Universalバイナリについては、「Open using Rosetta」にチェックをいれると、Intel環境(x86_64)で動作する。Intel環境で動作させればiPhone Simulatorもこれに追従するので、x86_64でビルドされたFrameworkを動作させることができるが、M1によって得られるパフォーマンスの向上は切り捨ててしまうことになる。

vendored frameworkをx86_64とarm両方に対応させるためには、WWDC 2019で公開されたxcframeworkという形式のフレームワークを提供するのがよい。xcframeworkはx86_64向けビルド、arm向けビルドを両方内包することができる形式である。

この形式は同時に公開されたMac Catalystに対応するための形式であったが、その時点でまさかMacがarmアーキテクチャに移行することになるとは夢にもおもわなかったはずである。

さて、現時点でxcframeworkに対応しているのはSwiftPMとCocoaPodsだけ(CocoaPodsにもarm登場当時対応していない項目はあったが、現在は修正済み)で、Carthageは対応していない。

vendored frameworkとして提供している多くの広告SDKの中で、それなりにユーザー数が多いと思われるフレームワークにFirebase Analyticsがある。M1リリース当初はiPhone Simulatorでビルドできなかったが、vendored frameworkをxcframeworkに変更し、arm向けビルドを追加したことにより、無事にビルドできるようになった。

firebase/firebase-ios-sdk

同時に、Carthageはxcframeworkに対応していないので、M1ではビルドできない旨も記載されている。CarthageのXCFramework対応の顛末については、Issueを参照されたい。

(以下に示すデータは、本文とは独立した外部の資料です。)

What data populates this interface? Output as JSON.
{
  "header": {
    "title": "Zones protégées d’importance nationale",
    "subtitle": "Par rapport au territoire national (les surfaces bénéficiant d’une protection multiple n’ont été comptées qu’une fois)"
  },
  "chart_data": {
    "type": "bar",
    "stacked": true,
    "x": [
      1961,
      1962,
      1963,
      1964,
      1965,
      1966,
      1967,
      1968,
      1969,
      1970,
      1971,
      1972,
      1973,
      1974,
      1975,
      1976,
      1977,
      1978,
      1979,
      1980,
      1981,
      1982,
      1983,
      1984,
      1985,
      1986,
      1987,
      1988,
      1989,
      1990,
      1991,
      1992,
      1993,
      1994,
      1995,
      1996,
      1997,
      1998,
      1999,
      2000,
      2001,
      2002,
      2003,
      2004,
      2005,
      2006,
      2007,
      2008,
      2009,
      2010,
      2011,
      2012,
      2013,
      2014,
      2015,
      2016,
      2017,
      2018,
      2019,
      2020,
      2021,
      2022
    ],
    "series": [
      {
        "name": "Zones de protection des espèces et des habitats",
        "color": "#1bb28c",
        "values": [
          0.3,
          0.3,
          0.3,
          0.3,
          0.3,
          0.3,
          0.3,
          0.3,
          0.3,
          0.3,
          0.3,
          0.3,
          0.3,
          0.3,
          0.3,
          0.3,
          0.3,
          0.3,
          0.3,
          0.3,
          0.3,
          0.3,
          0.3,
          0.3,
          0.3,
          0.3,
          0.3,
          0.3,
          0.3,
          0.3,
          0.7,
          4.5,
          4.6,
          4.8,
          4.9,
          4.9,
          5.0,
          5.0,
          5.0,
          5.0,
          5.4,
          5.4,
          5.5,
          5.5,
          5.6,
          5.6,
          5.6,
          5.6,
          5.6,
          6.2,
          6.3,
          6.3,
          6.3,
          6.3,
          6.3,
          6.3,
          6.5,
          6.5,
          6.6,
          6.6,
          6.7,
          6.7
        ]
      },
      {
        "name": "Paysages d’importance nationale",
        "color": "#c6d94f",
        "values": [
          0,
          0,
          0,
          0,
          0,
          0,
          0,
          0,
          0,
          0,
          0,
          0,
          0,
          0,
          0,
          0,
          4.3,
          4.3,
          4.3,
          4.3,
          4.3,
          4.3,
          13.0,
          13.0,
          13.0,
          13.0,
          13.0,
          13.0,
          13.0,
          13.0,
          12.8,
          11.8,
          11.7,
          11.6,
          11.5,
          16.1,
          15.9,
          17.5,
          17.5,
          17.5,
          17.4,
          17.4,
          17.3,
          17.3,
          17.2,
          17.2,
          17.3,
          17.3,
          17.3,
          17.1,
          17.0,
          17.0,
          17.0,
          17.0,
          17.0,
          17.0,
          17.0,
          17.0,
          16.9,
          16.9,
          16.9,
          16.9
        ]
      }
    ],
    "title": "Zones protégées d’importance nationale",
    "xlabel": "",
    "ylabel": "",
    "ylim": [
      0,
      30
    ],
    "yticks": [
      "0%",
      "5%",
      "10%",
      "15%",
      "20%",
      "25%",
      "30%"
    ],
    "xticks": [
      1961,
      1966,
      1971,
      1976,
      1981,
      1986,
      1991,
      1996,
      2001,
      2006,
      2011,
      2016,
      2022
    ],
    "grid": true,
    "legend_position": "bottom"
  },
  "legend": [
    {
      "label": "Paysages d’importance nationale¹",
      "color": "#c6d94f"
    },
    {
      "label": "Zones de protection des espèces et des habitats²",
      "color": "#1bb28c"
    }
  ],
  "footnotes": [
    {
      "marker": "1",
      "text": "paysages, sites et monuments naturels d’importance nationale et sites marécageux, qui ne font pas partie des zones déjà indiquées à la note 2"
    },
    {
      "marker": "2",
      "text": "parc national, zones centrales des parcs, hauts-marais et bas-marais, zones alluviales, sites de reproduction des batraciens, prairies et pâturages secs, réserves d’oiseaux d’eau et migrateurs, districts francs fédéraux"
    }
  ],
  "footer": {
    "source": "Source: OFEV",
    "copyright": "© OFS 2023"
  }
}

XCFrameworks are required to include the arm64 slice for iOS devices and the macOS simulator for Macs running on Apple silicon. Unfortunately, Carthage does not support XCFrameworks yet which prevents us from being able to include support. See Carthage/Carthage#2799 for progress.

Catalyst support · Issue #2799 · Carthage/Carthage

Carthageがxcframeworkに対応するまでには時間がかかるのと、SwiftPMのIPA生成時エラーがあるので(https://github.com/firebase/firebase-ios-sdk/issues/6472)、ここでは二種類のワークアラウンドを紹介する。

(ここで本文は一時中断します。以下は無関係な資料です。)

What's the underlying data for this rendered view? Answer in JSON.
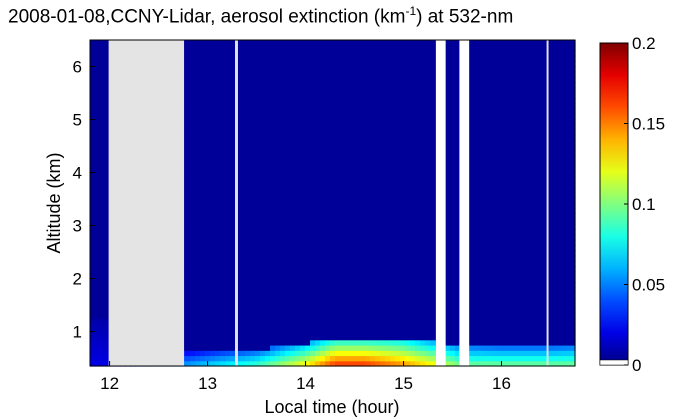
{
  "title_parts": {
    "before": "2008-01-08,CCNY-Lidar, aerosol extinction (km",
    "sup": "-1",
    "after": ") at 532-nm"
  },
  "chart_data": {
    "type": "heatmap",
    "title": "2008-01-08,CCNY-Lidar, aerosol extinction (km^-1) at 532-nm",
    "xlabel": "Local time (hour)",
    "ylabel": "Altitude (km)",
    "xlim": [
      11.8,
      16.75
    ],
    "ylim": [
      0.35,
      6.5
    ],
    "xticks": [
      12,
      13,
      14,
      15,
      16
    ],
    "yticks": [
      1,
      2,
      3,
      4,
      5,
      6
    ],
    "colorbar": {
      "colormap": "jet",
      "range": [
        0,
        0.2
      ],
      "ticks": [
        0,
        0.05,
        0.1,
        0.15,
        0.2
      ],
      "tick_labels": [
        "0",
        "0.05",
        "0.1",
        "0.15",
        "0.2"
      ],
      "missing_color": "#ffffff"
    },
    "data_gaps": [
      {
        "start": 11.99,
        "end": 12.76,
        "color": "#e4e4e4"
      },
      {
        "start": 13.28,
        "end": 13.31,
        "color": "#e4e4e4"
      },
      {
        "start": 15.33,
        "end": 15.43,
        "color": "#ffffff"
      },
      {
        "start": 15.57,
        "end": 15.67,
        "color": "#ffffff"
      },
      {
        "start": 16.46,
        "end": 16.48,
        "color": "#e4e4e4"
      }
    ],
    "background_extinction": 0.005,
    "boundary_layer": {
      "description": "aerosol layer top altitude (km) vs time, peak extinction near surface",
      "times": [
        11.8,
        12.0,
        12.8,
        13.0,
        13.5,
        14.0,
        14.3,
        14.6,
        15.0,
        15.3,
        15.6,
        16.0,
        16.5,
        16.75
      ],
      "top_km": [
        1.2,
        1.2,
        0.6,
        0.62,
        0.66,
        0.78,
        0.85,
        0.85,
        0.88,
        0.82,
        0.75,
        0.72,
        0.72,
        0.75
      ],
      "peak_extinction": [
        0.02,
        0.02,
        0.06,
        0.07,
        0.09,
        0.13,
        0.17,
        0.17,
        0.15,
        0.13,
        0.1,
        0.1,
        0.1,
        0.1
      ]
    },
    "legend": "colorbar-right"
  }
}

  1. CocoaPodsのintegrate_targetsを利用しないでビルド済みバイナリを生成する

Carthageを利用する利点として、事前にビルド済みバイナリを生成しておくことでビルド時間を短縮できることがある。しかしこれはCarthageの特権ではなく、やっていることはxcodebuildをつかってビルドしているにすぎない。同様のことはCocoaPodsを使ってでも実現することができる。